Caso Wajngarten: se a Folha elogiou o PT, a coisa é grave, por Gustavo Conde

A Folha parece estar buscando alguma coisa que não o eterno "passar de pano". Como sempre, pode ser alarme falso

Caso Wajngarten: se a Folha elogiou o PT, a coisa é grave

por Gustavo Conde

Curiosa a inflexão sutil na solução editorial presente no jornal Folha de S. Paulo de hoje. Eles evocam o governo Dilma no título da manchete para dizer que casos de conflitos de interesses como os de Wajngarten – no governo Dilma – foram sanados.

A matéria é assinada por Reynaldo Turollo Jr.

É uma mudança quase imperceptível aos olhos céticos de leitores mais à esquerda mas, na verdade, é curva acentuada para os padrões modorrentos que habitam o ethos do jornalismo político brasileiro.

A Folha parece estar buscando alguma coisa que não o eterno “passar de pano”. Como sempre, pode ser alarme falso, mas a maldita mania de lidar com fatos empíricos da linguagem é um vício e uma desgraça.

Ao ponto: ser comparado ao governo Dilma é corrosivo para Bolsonaro. Os bolsonaristas ficam confusos e o governo do “ídolo” é arrastado para o velho mundo político criminalizado de sempre.

Ocorre um ‘destacamento’, por assim dizer, no sistema de blindagem espontânea que reveste o governo Bolsonaro – decorrente do antipetismo estrutural que povoa as redações.

A comparação surpreendente e positiva para Dilma dá pistas de que o jornal da família Frias não vai recuar tão facilmente no caso Wajngarten, como costuma recuar em outras denúncias relativas ao governo federal.

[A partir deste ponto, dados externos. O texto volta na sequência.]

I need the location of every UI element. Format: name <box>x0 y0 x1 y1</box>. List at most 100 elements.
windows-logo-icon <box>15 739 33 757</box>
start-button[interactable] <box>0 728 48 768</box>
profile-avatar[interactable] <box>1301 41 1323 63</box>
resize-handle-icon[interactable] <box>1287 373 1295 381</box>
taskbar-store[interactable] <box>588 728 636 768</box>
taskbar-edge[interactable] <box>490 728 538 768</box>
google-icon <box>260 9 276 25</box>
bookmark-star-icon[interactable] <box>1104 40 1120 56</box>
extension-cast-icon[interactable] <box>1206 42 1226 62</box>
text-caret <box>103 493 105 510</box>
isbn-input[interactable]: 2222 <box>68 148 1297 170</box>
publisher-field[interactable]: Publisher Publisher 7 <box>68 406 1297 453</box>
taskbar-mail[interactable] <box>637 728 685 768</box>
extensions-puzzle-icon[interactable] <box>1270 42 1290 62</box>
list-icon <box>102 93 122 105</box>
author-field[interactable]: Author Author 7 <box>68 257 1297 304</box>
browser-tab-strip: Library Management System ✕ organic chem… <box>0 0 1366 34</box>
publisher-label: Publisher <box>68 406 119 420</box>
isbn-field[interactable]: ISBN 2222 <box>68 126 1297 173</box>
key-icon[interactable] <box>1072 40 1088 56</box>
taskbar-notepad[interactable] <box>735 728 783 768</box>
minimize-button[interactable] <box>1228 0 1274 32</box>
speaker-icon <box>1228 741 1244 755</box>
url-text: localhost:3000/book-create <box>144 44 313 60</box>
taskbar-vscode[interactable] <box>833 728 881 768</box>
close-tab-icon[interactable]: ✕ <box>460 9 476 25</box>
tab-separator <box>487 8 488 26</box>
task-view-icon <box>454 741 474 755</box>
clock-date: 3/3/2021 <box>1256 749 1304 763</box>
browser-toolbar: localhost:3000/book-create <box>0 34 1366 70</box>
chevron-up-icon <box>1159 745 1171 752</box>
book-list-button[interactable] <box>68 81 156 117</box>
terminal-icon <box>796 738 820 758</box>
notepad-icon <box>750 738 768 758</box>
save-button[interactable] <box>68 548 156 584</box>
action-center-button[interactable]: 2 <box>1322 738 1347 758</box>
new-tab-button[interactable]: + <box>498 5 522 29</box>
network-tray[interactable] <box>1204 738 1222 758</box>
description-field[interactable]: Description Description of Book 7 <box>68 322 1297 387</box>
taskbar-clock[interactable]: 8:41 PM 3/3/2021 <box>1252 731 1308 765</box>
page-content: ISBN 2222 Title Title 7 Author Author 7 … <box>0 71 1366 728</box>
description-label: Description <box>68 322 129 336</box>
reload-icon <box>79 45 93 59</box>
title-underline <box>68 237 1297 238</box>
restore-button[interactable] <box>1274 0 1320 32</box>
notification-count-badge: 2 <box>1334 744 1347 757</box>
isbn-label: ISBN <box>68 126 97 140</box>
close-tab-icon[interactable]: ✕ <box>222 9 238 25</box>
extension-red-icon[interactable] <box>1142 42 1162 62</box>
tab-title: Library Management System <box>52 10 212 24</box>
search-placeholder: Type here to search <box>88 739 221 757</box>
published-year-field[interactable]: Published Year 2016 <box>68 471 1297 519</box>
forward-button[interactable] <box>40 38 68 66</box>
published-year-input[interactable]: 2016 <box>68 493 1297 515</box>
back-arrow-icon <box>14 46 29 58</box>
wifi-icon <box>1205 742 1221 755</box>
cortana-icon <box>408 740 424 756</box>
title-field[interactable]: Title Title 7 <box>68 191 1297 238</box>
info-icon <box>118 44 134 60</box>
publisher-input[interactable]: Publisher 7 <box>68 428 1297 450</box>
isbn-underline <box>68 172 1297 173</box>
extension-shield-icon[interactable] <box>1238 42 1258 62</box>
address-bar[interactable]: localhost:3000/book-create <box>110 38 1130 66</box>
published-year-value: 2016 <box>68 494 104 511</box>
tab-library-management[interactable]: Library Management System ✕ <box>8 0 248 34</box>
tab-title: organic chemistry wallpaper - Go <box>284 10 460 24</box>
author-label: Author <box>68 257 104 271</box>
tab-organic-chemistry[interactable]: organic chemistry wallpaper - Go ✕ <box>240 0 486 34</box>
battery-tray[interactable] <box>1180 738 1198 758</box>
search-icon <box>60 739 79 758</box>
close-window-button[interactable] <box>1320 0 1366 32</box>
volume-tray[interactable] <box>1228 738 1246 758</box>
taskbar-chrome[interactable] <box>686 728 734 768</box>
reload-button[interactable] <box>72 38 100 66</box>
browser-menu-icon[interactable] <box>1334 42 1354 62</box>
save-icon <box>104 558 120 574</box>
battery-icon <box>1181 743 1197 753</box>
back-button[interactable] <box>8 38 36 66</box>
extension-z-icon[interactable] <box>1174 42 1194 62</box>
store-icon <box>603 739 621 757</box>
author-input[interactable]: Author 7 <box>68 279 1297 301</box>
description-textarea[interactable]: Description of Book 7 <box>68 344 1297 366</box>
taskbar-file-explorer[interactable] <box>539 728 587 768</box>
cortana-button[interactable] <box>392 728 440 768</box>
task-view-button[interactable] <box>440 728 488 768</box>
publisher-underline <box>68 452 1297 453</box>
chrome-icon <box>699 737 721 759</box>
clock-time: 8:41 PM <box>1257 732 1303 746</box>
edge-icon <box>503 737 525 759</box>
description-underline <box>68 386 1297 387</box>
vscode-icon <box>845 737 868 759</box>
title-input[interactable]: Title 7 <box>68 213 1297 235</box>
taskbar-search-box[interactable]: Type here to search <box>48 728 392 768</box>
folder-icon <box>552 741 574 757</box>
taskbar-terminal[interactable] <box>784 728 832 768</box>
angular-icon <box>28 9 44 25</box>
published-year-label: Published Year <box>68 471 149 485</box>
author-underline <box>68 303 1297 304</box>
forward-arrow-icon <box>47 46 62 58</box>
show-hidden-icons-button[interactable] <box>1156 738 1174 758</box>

Lembremos das grandes matérias do jornal sobre os disparos ilegais no WhatsApp, das parcerias com o The Intercept e da ligação da família Bolsonaro com o assassinato de Marielle. Foram todas matérias robustas, que demandaram forte investimento editorial e que, no entanto, foram engavetadas, não se sabe se de maneira permanente ou provisória.

O caso Wajngarten, por outro lado, é mais sensível e diz respeito à própria sobrevivência de alguns veículos de comunicação e à respectiva receita publicitária do governo federal que costumava ser rateada entre as grandes empresas de mídia.

O pronunciamento de Wajngarten no dia em que a reportagem-estopim foi publicada revelou a forte tensão instalada entre Folha de S. Paulo e governo.

O secretário da Secom soltou as acusações de praxe contra a imprensa que habitam o discurso bolsonarista, mas deixou uma estranha ameaça no ar.

“Eles mexeram com a pessoa errada”, disse ele, sem antes forrar a investida: “se determinados grupos de comunicação ou institutos de pesquisa tinham em mim a tentativa de construção de uma ponte de diálogo, esta ponte foi explodida agora.”

A escalada retórica revela uma situação inédita de crise entre governo e imprensa. O uso dos dados do governo Dilma foi a cereja do bolo e, concretamente, a resposta em tom de ameaça do jornal dos Frias contra o governo.

É a senha: “podemos fazer com vocês o que fizemos com o PT”.

É uma briga boa de ver, a despeito da destruição do país por essas duas dimensões do horror: o jornalismo venal, seletivo e de conveniência versus um governo abertamente nazista e mergulhado em todas as tipificações de corrupção passíveis de serem catalogadas no grande almanaque hediondo do crime organizado.

A relação sempre tensa entre a Secom e a sede de verba publicitária dos grandes veículos de comunicação do país está sendo gerenciada, neste momento e portanto, pelo escândalo Wajngarten.

E, pela primeira vez, a memória positiva dos governos petistas invadiu a correlação de forças na arena pública.

É sinal de que a corda está prestes a arrebentar.

Mas, enquanto a imprensa familiar brasileira goza de um imenso emaranhado de conexões e interesses muito bem estruturados e organizados ao longo do século, a Secom é “amarrada” ao seu titular pela boa e velha corda que sustenta cargos públicos de confiança.

Uma corda frágil que ainda vem com um arremate em sua amarração final. Um arremate em forma de forca.